Fed Chairman Ben Bernanke outlined Wednesday the potential path for paring back the bank's $85-billion-a-month asset-purchasing program. Mr. Bernanke said that as long as economic growth remained on track the central bank would begin reducing its asset purchases later this year and could end the stimulus measure by the middle of 2014.
The eventual siphoning off of the added liquidity from the U.S. capital markets will raise interest rates and damp inflation, adding further pressure on gold prices.
"There was no doubt in my mind when I left the office last night that what the Fed said was incredibly bearish for gold," said Graham Leighton, a precious-metals broker with Marex Spectron.
The Fed's successive liquidity programs, instituted to repair an economy damaged by the 2008 financial crisis, fueled gold's run to $1,900 an ounce. At the time, many investors feared the unconventional stimulus measures would erode the value of the dollar and spark higher inflation, and sought gold as a safeguard against these risks.

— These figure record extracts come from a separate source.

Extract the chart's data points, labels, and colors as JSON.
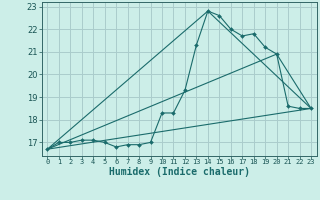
{
  "xlabel": "Humidex (Indice chaleur)",
  "bg_color": "#cceee8",
  "grid_color": "#aacccc",
  "line_color": "#1a6b6b",
  "xlim": [
    -0.5,
    23.5
  ],
  "ylim": [
    16.4,
    23.2
  ],
  "xticks": [
    0,
    1,
    2,
    3,
    4,
    5,
    6,
    7,
    8,
    9,
    10,
    11,
    12,
    13,
    14,
    15,
    16,
    17,
    18,
    19,
    20,
    21,
    22,
    23
  ],
  "yticks": [
    17,
    18,
    19,
    20,
    21,
    22,
    23
  ],
  "series1_x": [
    0,
    1,
    2,
    3,
    4,
    5,
    6,
    7,
    8,
    9,
    10,
    11,
    12,
    13,
    14,
    15,
    16,
    17,
    18,
    19,
    20,
    21,
    22,
    23
  ],
  "series1_y": [
    16.7,
    17.0,
    17.0,
    17.1,
    17.1,
    17.0,
    16.8,
    16.9,
    16.9,
    17.0,
    18.3,
    18.3,
    19.3,
    21.3,
    22.8,
    22.6,
    22.0,
    21.7,
    21.8,
    21.2,
    20.9,
    18.6,
    18.5,
    18.5
  ],
  "series2_x": [
    0,
    23
  ],
  "series2_y": [
    16.7,
    18.5
  ],
  "series3_x": [
    0,
    14,
    23
  ],
  "series3_y": [
    16.7,
    22.8,
    18.5
  ],
  "series4_x": [
    0,
    20,
    23
  ],
  "series4_y": [
    16.7,
    20.9,
    18.5
  ]
}
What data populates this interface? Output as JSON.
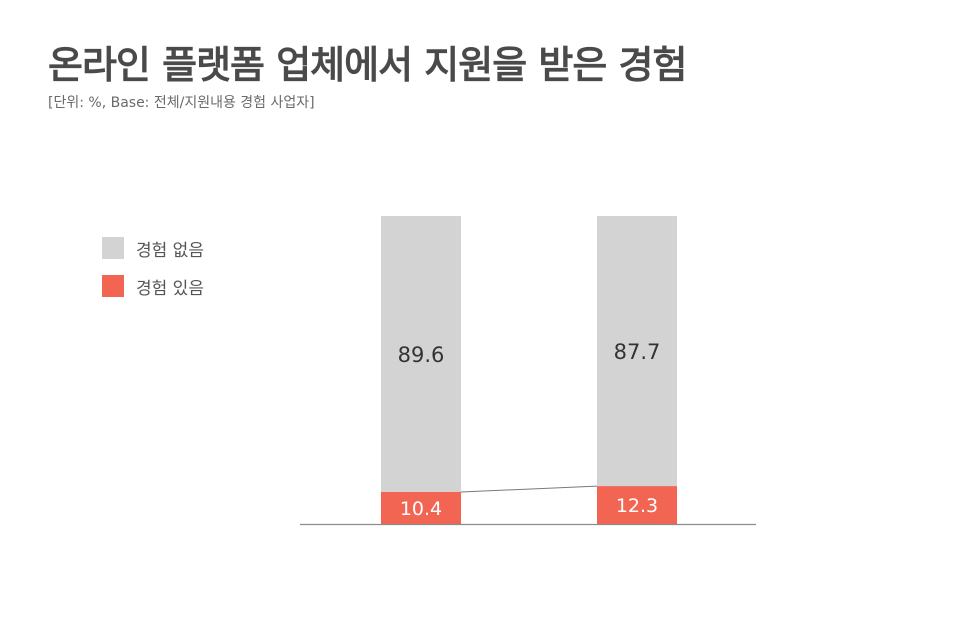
{
  "title": "온라인 플랫폼 업체에서 지원을 받은 경험",
  "subtitle": "[단위: %, Base: 전체/지원내용 경험 사업자]",
  "colors": {
    "no_experience": "#d3d3d3",
    "experience": "#f26552",
    "axis": "#8c8c8c",
    "text": "#333333"
  },
  "chart_data": {
    "type": "bar",
    "stacked": true,
    "categories": [
      "",
      ""
    ],
    "series": [
      {
        "name": "경험 있음",
        "values": [
          10.4,
          12.3
        ]
      },
      {
        "name": "경험 없음",
        "values": [
          89.6,
          87.7
        ]
      }
    ],
    "ylim": [
      0,
      100
    ],
    "legend": "left",
    "grid": false
  }
}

"Gold was being viewed as the safe haven amid turmoil in the euro zone, concern about economic growth in the Asian markets, and rising debt in the U.S.," said Dave Meger, director of metals trading with Vision Financial Markets.
As those worries eased, gold gave up much of its gains. This year, the price of the precious metal is down 23%.
Now, as the Fed prepares to remove these buttresses after 15 consecutive quarters of U.S. economic expansion, investors say there are fewer reasons to hold gold. Past threats, like the euro-zone debt crisis and higher U.S. inflation, appear to be tamed.
In addition, a record-breaking rally in U.S. equities and higher bond yields are luring away investors with greater returns on their money.
Gold bullion held by exchange-traded funds, which trade and store the physical metal on investors' behalf, has slumped 26% to 33.3 million ounces from a record of nearly 45 million ounces in December 2012, according to Marex Spectron.
"Over the past 10 years, we've had this huge buildup in gold holdings not only in the retail sector, but also in the institutional sector, and people are just getting better returns elsewhere right now," Mr. Leighton said. "Gold is an asset that costs you to hold it," because you lose out on gains elsewhere, he added.
Gold struggles to compete with interest-bearing assets during times of rising interest rates as, unlike shares or bonds, the metal doesn't pay interest or dividends.
Gold losses reverberated across the rest of the precious-metals complex.
Silver prices followed gold's lead, plunging below $20 an ounce for the first time in 32 months. Silver for June delivery lost $1.80 a troy ounce, or 8.3%, to $19.8220 on the Comex.
Silver and gold tend to move in the same direction as both precious metals are considered a currency alternative and an inflation hedge. However, silver is known to be more volatile, leading to more pronounced gains and losses.
Meanwhile, platinum futures entered a bear market, falling more than 20% from their Feb. 6 highs of $1,736.50 an ounce. A bear market is defined as a roughly 20% drop off a recent high. Platinum for July delivery declined $60.10, or 4.2%, to $1,363.80 a troy ounce on the Nymex.